La mejor defensa es un buen ataque, eso dicen algunos. Desde luego, cuando te atacan tienes que tomar una decisión entorno a tu defensa: ejercerla o no y en caso de hacerlo cómo y en qué grado.
Sin embargo aquellos que toman la decisión de que la mejor defensa es un buen ataque suelen tener varios denominadores comunes.
Algunos ejercen esta mejor defensa simplemente para evitar asumir los errores propios y para ello catalogan a los que evidencian estos errores de atacantes. Son esos que de niños acababan diciendo que la pelota era suya y se la llevaban a casa y que de mayores se enfadan con un juez porque les han levantado el chiringuito a algunos de los suyos y pretenden volver a llevarse la pelota a casa sin darse cuenta que esta vez la pelota es de todos por mucho que hayan intentado apropiarsela continuamente.
Otros que ejercen esta mejor defensa son esos brillantes impostores que ha vivido a la sombra de la casualidad y el pasaba por aquí y cuya mediocridad les aterroriza incluso a ellos mismos. Éstos se creen agredidos por aquellos que han puesto de manifiesto (aunque haya sido de manera involuntaria) la esencia mediocre del brillante impostor. Si los primeros eran esos que de niños se llevaban la pelota, éstos son de esos que directamente la pinchaban y de mayores, ante la ausencia de pelota, intentan meter directamente el dedo en el ojo de los delatores de su mediocridad.

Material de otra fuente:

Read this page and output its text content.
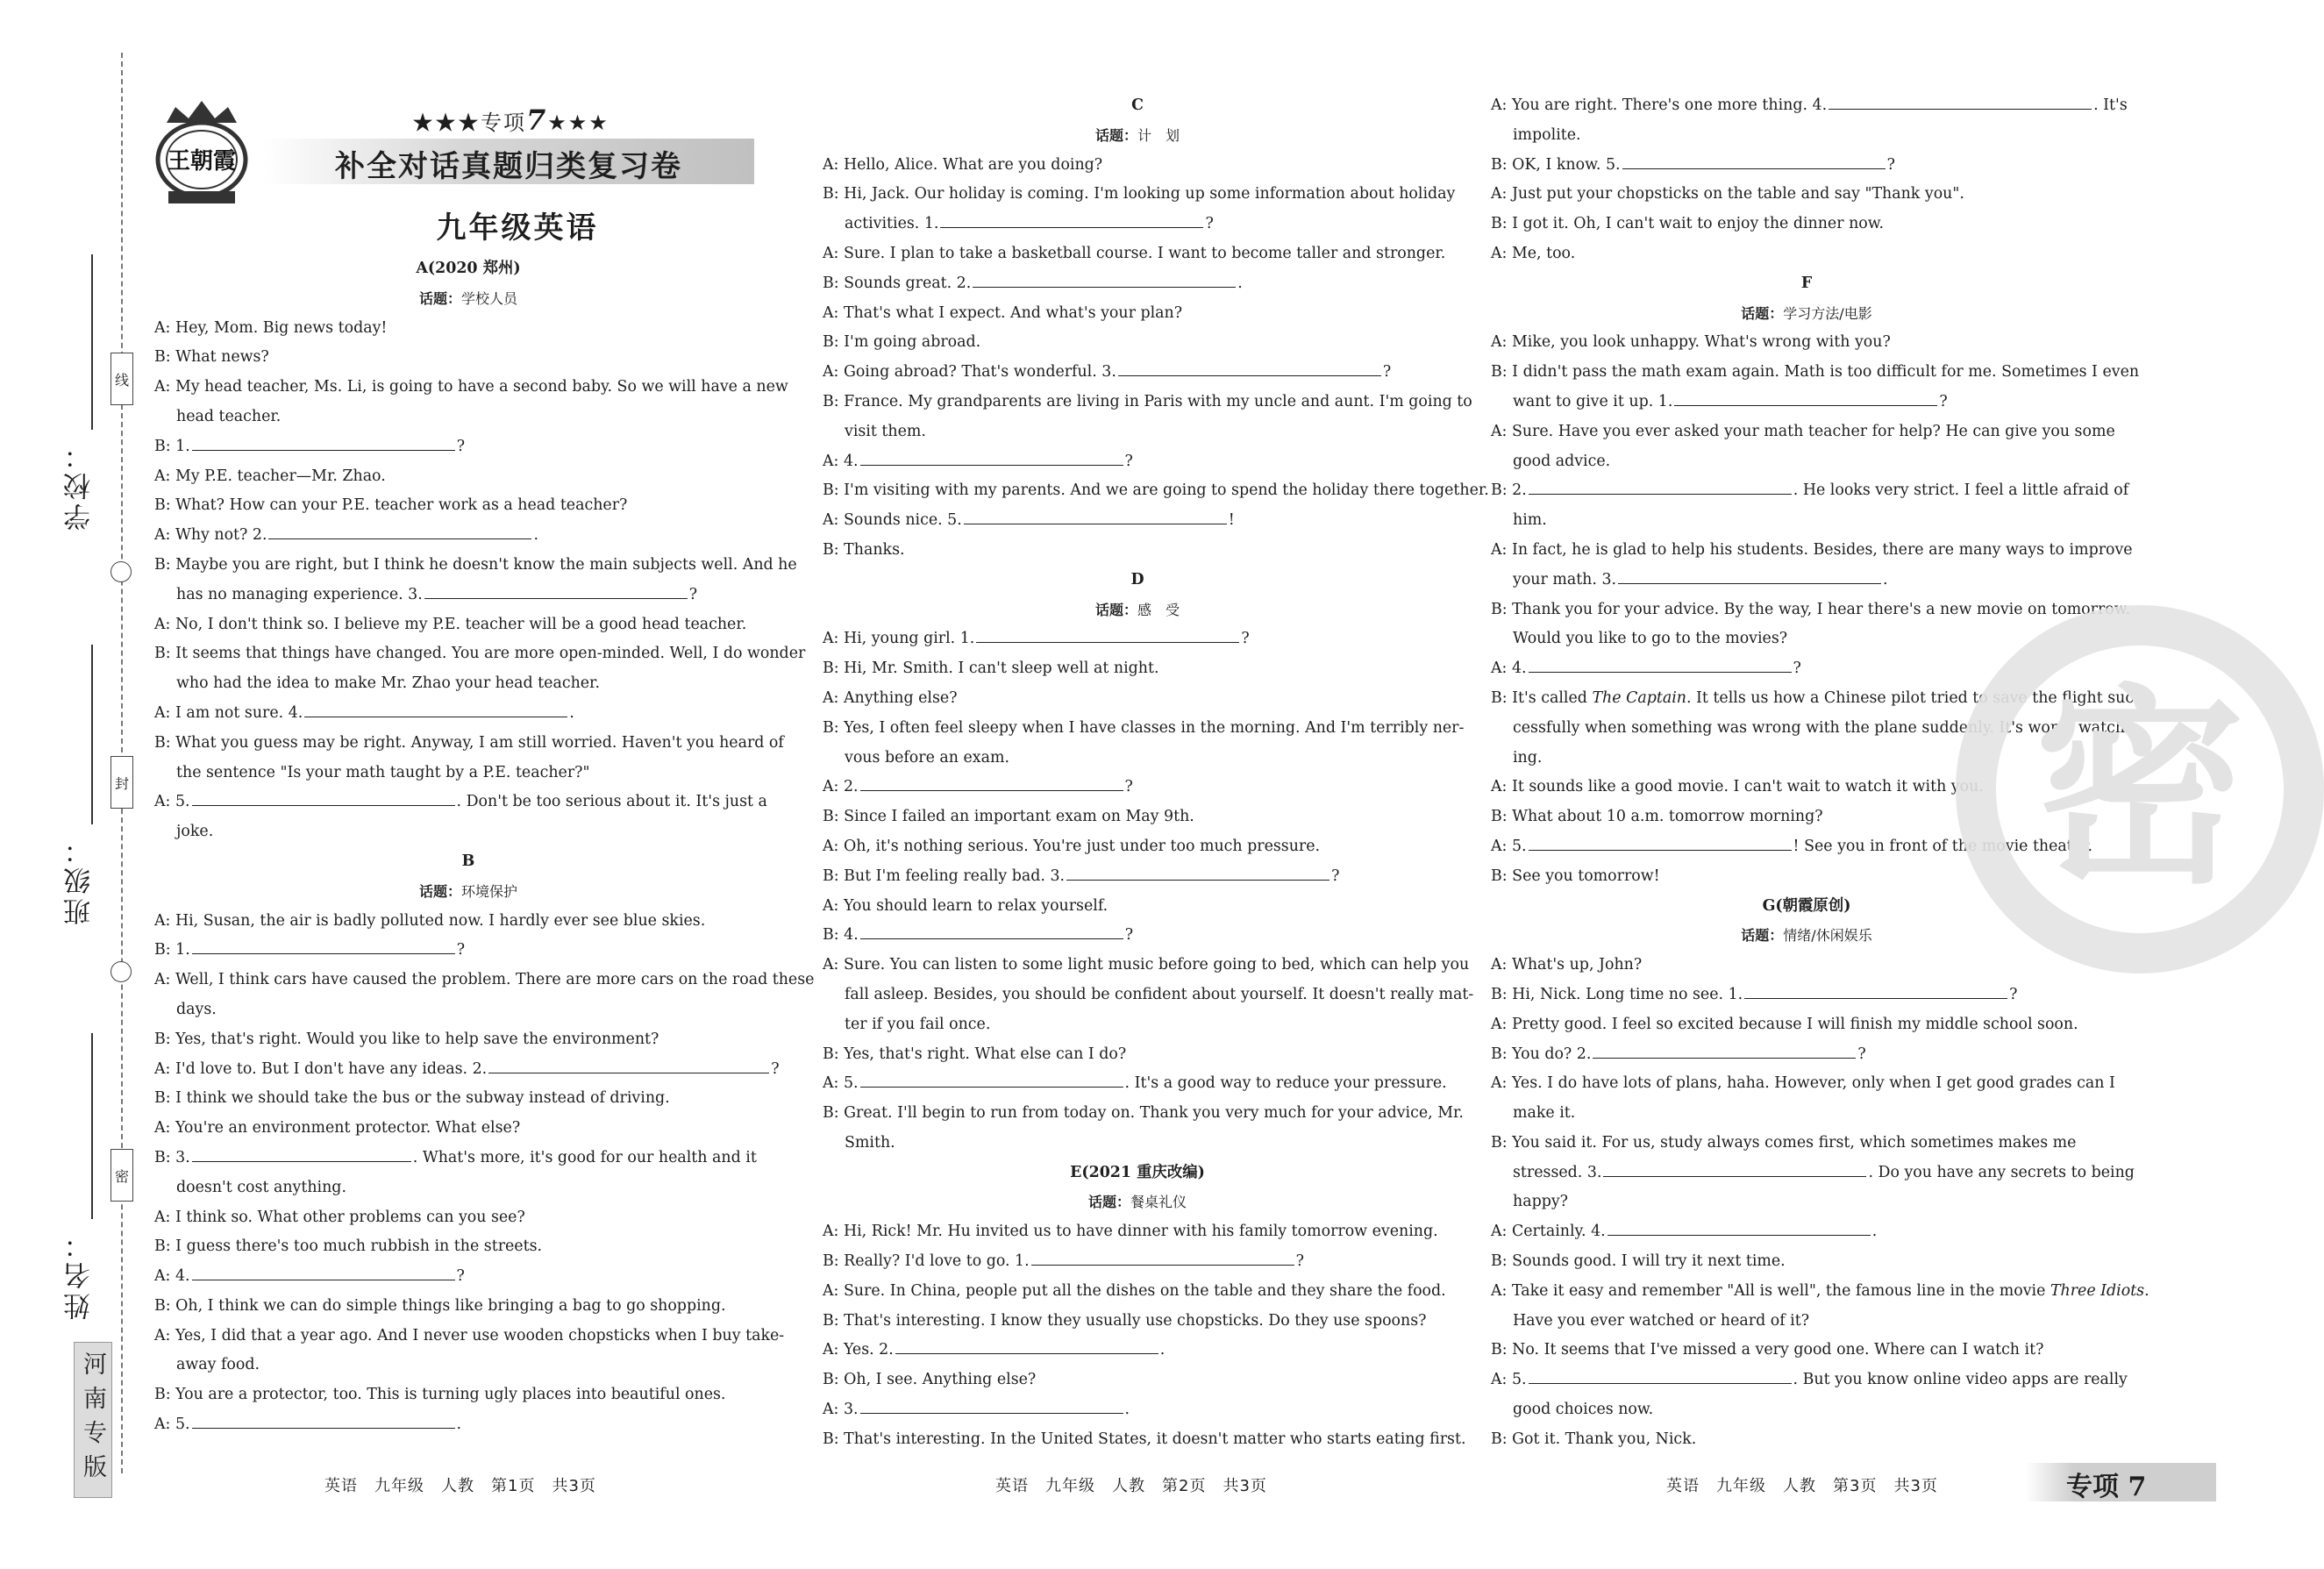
线
封
密
学校：
班级：
姓名：
河南专版
王朝霞
★★★专项7★★★
补全对话真题归类复习卷
九年级英语
A(2020 郑州)
话题：学校人员
A: Hey, Mom. Big news today!
B: What news?
A: My head teacher, Ms. Li, is going to have a second baby. So we will have a new
head teacher.
B: 1.	?
A: My P.E. teacher—Mr. Zhao.
B: What? How can your P.E. teacher work as a head teacher?
A: Why not? 2.	.
B: Maybe you are right, but I think he doesn't know the main subjects well. And he
has no managing experience. 3.	?
A: No, I don't think so. I believe my P.E. teacher will be a good head teacher.
B: It seems that things have changed. You are more open-minded. Well, I do wonder
who had the idea to make Mr. Zhao your head teacher.
A: I am not sure. 4.	.
B: What you guess may be right. Anyway, I am still worried. Haven't you heard of
the sentence "Is your math taught by a P.E. teacher?"
A: 5.	. Don't be too serious about it. It's just a
joke.
B
话题：环境保护
A: Hi, Susan, the air is badly polluted now. I hardly ever see blue skies.
B: 1.	?
A: Well, I think cars have caused the problem. There are more cars on the road these
days.
B: Yes, that's right. Would you like to help save the environment?
A: I'd love to. But I don't have any ideas. 2.	?
B: I think we should take the bus or the subway instead of driving.
A: You're an environment protector. What else?
B: 3.	. What's more, it's good for our health and it
doesn't cost anything.
A: I think so. What other problems can you see?
B: I guess there's too much rubbish in the streets.
A: 4.	?
B: Oh, I think we can do simple things like bringing a bag to go shopping.
A: Yes, I did that a year ago. And I never use wooden chopsticks when I buy take-
away food.
B: You are a protector, too. This is turning ugly places into beautiful ones.
A: 5.	.
C
话题：计　划
A: Hello, Alice. What are you doing?
B: Hi, Jack. Our holiday is coming. I'm looking up some information about holiday
activities. 1.	?
A: Sure. I plan to take a basketball course. I want to become taller and stronger.
B: Sounds great. 2.	.
A: That's what I expect. And what's your plan?
B: I'm going abroad.
A: Going abroad? That's wonderful. 3.	?
B: France. My grandparents are living in Paris with my uncle and aunt. I'm going to
visit them.
A: 4.	?
B: I'm visiting with my parents. And we are going to spend the holiday there together.
A: Sounds nice. 5.	!
B: Thanks.
D
话题：感　受
A: Hi, young girl. 1.	?
B: Hi, Mr. Smith. I can't sleep well at night.
A: Anything else?
B: Yes, I often feel sleepy when I have classes in the morning. And I'm terribly ner-
vous before an exam.
A: 2.	?
B: Since I failed an important exam on May 9th.
A: Oh, it's nothing serious. You're just under too much pressure.
B: But I'm feeling really bad. 3.	?
A: You should learn to relax yourself.
B: 4.	?
A: Sure. You can listen to some light music before going to bed, which can help you
fall asleep. Besides, you should be confident about yourself. It doesn't really mat-
ter if you fail once.
B: Yes, that's right. What else can I do?
A: 5.	. It's a good way to reduce your pressure.
B: Great. I'll begin to run from today on. Thank you very much for your advice, Mr.
Smith.
E(2021 重庆改编)
话题：餐桌礼仪
A: Hi, Rick! Mr. Hu invited us to have dinner with his family tomorrow evening.
B: Really? I'd love to go. 1.	?
A: Sure. In China, people put all the dishes on the table and they share the food.
B: That's interesting. I know they usually use chopsticks. Do they use spoons?
A: Yes. 2.	.
B: Oh, I see. Anything else?
A: 3.	.
B: That's interesting. In the United States, it doesn't matter who starts eating first.
A: You are right. There's one more thing. 4.	. It's
impolite.
B: OK, I know. 5.	?
A: Just put your chopsticks on the table and say "Thank you".
B: I got it. Oh, I can't wait to enjoy the dinner now.
A: Me, too.
F
话题：学习方法/电影
A: Mike, you look unhappy. What's wrong with you?
B: I didn't pass the math exam again. Math is too difficult for me. Sometimes I even
want to give it up. 1.	?
A: Sure. Have you ever asked your math teacher for help? He can give you some
good advice.
B: 2.	. He looks very strict. I feel a little afraid of
him.
A: In fact, he is glad to help his students. Besides, there are many ways to improve
your math. 3.	.
B: Thank you for your advice. By the way, I hear there's a new movie on tomorrow.
Would you like to go to the movies?
A: 4.	?
B: It's called The Captain. It tells us how a Chinese pilot tried to save the flight suc-
cessfully when something was wrong with the plane suddenly. It's worth watch-
ing.
A: It sounds like a good movie. I can't wait to watch it with you.
B: What about 10 a.m. tomorrow morning?
A: 5.	! See you in front of the movie theater.
B: See you tomorrow!
G(朝霞原创)
话题：情绪/休闲娱乐
A: What's up, John?
B: Hi, Nick. Long time no see. 1.	?
A: Pretty good. I feel so excited because I will finish my middle school soon.
B: You do? 2.	?
A: Yes. I do have lots of plans, haha. However, only when I get good grades can I
make it.
B: You said it. For us, study always comes first, which sometimes makes me
stressed. 3.	. Do you have any secrets to being
happy?
A: Certainly. 4.	.
B: Sounds good. I will try it next time.
A: Take it easy and remember "All is well", the famous line in the movie Three Idiots.
Have you ever watched or heard of it?
B: No. It seems that I've missed a very good one. Where can I watch it?
A: 5.	. But you know online video apps are really
good choices now.
B: Got it. Thank you, Nick.
密
英语　九年级　人教　第1页　共3页	英语　九年级　人教　第2页　共3页	英语　九年级　人教　第3页　共3页	专项 7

En definitiva, todos los que eligen esta mejor defensa no son más que los que añoran aquellos tiempos en que su voluntad y sus acciones no eran expuestas a la evidencia y el juicio pues no soportan la espera del veredicto. Quizá estas acciones y ese morir matando sean la mejor prueba de esa culpabilidad congénita a su propia mediocridad.